Safestyle UK shares tumble following warning on debts
- Safestyle UK shares have plummeted by more than 90% since late March
- The firm’s pre-tax losses jumped to £6.7m for the six months ending 2 July
Safestyle shares sustained their downward spiral after the firm warned it would be unable to pay its debts should expected losses come to fruition.
Britain’s largest doors and windows seller said it was compliant with the covenants of a £7.5million borrowing facility, which it intends to utilise in the coming months to uphold ‘working capital and liquidity requirements.’
Yet the group told investors that if anticipated losses for the rest of the year occur, this would cause a ‘material shortfall’ and mean access to the lending facility could be completely blocked.
Talks ongoing: Safestyle UK revealed it had been in ‘productive’ discussions with shareholders and other third parties about receiving investment to help bolster its recovery
Safestyle UK shares have plummeted 43.2 per cent today to 2.5p, making them the biggest faller on the AIM All-Share index and continuing their steep downturn since late March, when they were around 30p.
The Bradford-based business revealed it had been in ‘productive’ discussions with shareholders and other third parties about receiving investment to help bolster its recovery and fund future growth.
It added that any working capital injection would not come through an equity raise but an ‘alternative financing structure.’
Alongside this, the firm said talks with its lender over gaining a covenant waiver on its revolving credit facility had been ‘good,’ although no arrangement has been fully agreed.

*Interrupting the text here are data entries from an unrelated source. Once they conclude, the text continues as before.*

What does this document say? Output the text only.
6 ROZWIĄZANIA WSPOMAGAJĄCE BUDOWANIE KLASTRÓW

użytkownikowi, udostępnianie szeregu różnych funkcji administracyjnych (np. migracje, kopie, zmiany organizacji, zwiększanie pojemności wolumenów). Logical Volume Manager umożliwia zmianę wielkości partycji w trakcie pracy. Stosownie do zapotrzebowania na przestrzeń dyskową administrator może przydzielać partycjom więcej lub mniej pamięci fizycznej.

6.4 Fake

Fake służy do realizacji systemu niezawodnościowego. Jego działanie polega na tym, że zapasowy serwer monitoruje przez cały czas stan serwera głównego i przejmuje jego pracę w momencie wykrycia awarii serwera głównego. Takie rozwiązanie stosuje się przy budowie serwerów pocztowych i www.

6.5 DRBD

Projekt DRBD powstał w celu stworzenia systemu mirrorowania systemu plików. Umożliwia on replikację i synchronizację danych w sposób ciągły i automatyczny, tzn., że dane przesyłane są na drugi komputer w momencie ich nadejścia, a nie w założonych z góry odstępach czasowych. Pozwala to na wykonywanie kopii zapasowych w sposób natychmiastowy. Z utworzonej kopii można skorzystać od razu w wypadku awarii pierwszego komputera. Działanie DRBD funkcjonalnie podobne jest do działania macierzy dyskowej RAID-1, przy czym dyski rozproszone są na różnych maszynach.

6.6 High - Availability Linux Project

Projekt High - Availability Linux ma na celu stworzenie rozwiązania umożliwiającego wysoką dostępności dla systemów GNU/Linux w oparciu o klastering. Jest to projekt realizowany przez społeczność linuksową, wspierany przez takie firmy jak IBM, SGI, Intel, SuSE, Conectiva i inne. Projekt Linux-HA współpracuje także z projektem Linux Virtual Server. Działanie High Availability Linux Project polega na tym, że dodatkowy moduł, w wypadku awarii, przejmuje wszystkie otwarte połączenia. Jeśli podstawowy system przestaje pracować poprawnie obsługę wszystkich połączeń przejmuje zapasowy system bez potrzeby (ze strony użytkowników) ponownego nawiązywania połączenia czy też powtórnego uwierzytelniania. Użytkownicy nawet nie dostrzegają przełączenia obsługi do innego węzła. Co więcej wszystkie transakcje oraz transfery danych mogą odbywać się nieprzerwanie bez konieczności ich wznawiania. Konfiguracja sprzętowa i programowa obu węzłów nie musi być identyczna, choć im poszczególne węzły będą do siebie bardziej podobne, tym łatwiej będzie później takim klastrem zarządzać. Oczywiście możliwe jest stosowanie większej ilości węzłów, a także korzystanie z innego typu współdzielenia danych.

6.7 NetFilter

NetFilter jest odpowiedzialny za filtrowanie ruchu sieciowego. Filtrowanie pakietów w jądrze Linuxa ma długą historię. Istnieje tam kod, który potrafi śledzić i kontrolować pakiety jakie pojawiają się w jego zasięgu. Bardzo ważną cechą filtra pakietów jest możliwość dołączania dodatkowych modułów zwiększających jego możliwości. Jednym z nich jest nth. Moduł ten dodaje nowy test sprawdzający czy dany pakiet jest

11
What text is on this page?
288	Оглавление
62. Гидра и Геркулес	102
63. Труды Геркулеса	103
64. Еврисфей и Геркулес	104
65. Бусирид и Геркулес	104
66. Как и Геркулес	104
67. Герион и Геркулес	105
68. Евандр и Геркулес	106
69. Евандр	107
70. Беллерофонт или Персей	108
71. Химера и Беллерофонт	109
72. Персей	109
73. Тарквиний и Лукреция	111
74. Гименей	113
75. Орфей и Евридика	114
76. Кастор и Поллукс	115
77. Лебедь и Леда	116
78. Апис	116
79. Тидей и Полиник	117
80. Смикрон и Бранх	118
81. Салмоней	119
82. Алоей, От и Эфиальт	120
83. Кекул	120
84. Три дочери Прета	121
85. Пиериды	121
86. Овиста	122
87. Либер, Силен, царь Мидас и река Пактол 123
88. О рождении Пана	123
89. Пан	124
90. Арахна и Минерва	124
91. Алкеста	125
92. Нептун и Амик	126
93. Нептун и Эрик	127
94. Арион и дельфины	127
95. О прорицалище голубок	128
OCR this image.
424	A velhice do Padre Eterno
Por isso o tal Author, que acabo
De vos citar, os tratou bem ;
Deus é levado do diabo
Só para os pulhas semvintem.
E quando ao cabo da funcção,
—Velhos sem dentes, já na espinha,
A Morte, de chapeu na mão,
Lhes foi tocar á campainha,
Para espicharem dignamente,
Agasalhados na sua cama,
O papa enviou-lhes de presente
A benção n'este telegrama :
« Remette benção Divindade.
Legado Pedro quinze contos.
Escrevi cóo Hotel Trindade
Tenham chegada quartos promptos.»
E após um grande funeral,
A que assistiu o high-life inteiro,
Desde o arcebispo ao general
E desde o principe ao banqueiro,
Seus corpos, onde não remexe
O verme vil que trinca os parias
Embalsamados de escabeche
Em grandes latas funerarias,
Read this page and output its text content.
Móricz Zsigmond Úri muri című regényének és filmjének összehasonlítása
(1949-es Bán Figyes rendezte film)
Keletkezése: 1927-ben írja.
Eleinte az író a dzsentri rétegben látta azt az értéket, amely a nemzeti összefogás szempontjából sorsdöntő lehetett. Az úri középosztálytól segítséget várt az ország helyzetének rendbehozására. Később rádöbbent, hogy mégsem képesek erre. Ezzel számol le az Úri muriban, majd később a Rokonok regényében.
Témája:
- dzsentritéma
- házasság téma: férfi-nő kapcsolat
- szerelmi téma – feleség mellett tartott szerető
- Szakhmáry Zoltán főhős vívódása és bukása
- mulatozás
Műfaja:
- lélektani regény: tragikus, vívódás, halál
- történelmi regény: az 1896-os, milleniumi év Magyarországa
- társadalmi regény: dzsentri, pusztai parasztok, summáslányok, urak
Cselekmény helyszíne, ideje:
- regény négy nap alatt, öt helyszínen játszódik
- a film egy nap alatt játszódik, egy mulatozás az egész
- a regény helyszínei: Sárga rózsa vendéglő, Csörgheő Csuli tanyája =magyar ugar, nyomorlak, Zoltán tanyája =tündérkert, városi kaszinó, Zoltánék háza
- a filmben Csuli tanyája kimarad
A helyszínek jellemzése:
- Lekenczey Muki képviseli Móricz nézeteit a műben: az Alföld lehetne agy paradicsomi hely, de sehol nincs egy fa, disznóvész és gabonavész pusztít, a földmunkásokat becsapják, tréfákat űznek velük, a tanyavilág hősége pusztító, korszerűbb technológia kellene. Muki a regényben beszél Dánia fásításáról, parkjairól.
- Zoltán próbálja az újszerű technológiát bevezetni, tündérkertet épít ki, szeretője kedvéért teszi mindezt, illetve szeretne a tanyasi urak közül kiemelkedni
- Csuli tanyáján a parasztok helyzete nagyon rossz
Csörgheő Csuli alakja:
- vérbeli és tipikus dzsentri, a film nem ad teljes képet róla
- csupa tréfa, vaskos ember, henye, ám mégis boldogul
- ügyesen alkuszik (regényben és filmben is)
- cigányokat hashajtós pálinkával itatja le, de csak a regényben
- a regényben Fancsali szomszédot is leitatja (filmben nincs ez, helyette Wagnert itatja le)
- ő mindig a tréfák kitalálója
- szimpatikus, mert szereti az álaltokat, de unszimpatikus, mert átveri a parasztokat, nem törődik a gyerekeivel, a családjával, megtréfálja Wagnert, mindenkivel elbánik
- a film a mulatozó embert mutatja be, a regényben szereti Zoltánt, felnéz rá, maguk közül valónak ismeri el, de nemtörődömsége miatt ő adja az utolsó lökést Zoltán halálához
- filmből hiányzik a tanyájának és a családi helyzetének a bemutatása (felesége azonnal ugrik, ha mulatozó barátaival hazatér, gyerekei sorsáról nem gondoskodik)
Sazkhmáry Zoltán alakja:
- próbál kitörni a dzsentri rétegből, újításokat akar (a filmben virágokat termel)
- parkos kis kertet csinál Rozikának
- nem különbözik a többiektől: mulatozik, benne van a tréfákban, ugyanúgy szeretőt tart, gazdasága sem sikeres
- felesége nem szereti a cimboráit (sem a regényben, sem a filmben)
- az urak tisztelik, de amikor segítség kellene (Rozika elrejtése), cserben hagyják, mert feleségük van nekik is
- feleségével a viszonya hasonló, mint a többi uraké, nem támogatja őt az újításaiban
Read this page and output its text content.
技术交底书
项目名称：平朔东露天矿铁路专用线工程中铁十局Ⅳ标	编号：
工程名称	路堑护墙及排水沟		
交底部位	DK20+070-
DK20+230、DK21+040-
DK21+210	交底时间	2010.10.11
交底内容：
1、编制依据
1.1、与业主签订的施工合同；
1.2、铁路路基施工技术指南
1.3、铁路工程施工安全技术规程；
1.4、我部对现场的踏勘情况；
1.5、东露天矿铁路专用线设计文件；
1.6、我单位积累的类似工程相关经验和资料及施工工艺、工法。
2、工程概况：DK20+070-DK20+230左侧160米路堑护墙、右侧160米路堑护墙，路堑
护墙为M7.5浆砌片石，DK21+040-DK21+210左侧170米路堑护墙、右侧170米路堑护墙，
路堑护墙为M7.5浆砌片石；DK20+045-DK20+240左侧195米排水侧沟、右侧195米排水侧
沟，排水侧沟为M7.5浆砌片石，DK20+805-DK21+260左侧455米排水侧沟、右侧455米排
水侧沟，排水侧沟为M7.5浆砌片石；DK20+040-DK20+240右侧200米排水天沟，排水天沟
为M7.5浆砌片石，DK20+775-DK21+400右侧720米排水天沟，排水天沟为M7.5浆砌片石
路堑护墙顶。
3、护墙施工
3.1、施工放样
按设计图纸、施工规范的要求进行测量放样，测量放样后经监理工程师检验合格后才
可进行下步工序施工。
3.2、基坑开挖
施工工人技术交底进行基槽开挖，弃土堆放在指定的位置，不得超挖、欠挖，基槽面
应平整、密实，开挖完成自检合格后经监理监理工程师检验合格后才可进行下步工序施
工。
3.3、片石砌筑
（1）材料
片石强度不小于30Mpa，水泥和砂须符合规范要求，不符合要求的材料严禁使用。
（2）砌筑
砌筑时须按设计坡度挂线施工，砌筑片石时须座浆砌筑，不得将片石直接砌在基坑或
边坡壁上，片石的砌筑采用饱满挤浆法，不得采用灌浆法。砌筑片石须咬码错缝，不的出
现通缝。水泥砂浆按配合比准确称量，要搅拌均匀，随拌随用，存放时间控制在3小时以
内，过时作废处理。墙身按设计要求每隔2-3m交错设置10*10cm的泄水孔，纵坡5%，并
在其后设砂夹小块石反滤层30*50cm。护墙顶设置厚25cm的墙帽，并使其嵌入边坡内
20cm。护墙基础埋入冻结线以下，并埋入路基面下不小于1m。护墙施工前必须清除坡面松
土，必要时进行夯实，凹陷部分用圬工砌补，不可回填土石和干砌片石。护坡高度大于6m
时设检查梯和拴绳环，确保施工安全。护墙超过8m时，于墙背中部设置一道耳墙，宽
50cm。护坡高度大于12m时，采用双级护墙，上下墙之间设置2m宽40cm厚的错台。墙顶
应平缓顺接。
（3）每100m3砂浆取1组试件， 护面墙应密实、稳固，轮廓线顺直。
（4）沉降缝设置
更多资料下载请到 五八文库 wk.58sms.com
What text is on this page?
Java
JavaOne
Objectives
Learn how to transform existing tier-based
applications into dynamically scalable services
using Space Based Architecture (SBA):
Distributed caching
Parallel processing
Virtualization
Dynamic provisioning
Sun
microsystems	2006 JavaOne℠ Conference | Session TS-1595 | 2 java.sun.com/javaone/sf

Bosses at Safestyle stated they were optimistic about getting ‘the ongoing support required to enable the group to navigate the near-term challenges presented by what is a difficult market context.’
Safestyle’s announcement comes less than a week after it declared pre-tax losses more than doubled to £6.7million for the six months ending 2 July amid a downturn in the replacement windows and doors market.
Order volumes were impacted by rising interest rates hitting disposable incomes and consumer confidence and increasing the cost of consumer finance products.
As a result, its turnover declined by 5.3 per cent to £74.1million even though price hikes helped boost the size of average customer orders.
The company warned that economic conditions remained ‘extremely difficult’ but noted that inflation was moderating from significantly elevated levels.
It also expects to profit from the need to upgrade the UK’s aged housing stock, which chief executive Rob Neale called ‘one of the most compelling opportunities for the business in the medium-term.’
Charlie Campbell and Edward Prest, analysts at investment bank Liberum, estimate that Safestyle’s annual revenues could reach £180million if it installed more than 180,000 frames in a year.
But should installation rates return to peak volumes, the firm’s annual sales would reach at least £200million, while its pre-tax profits would likely hit their medium-term target of £20million.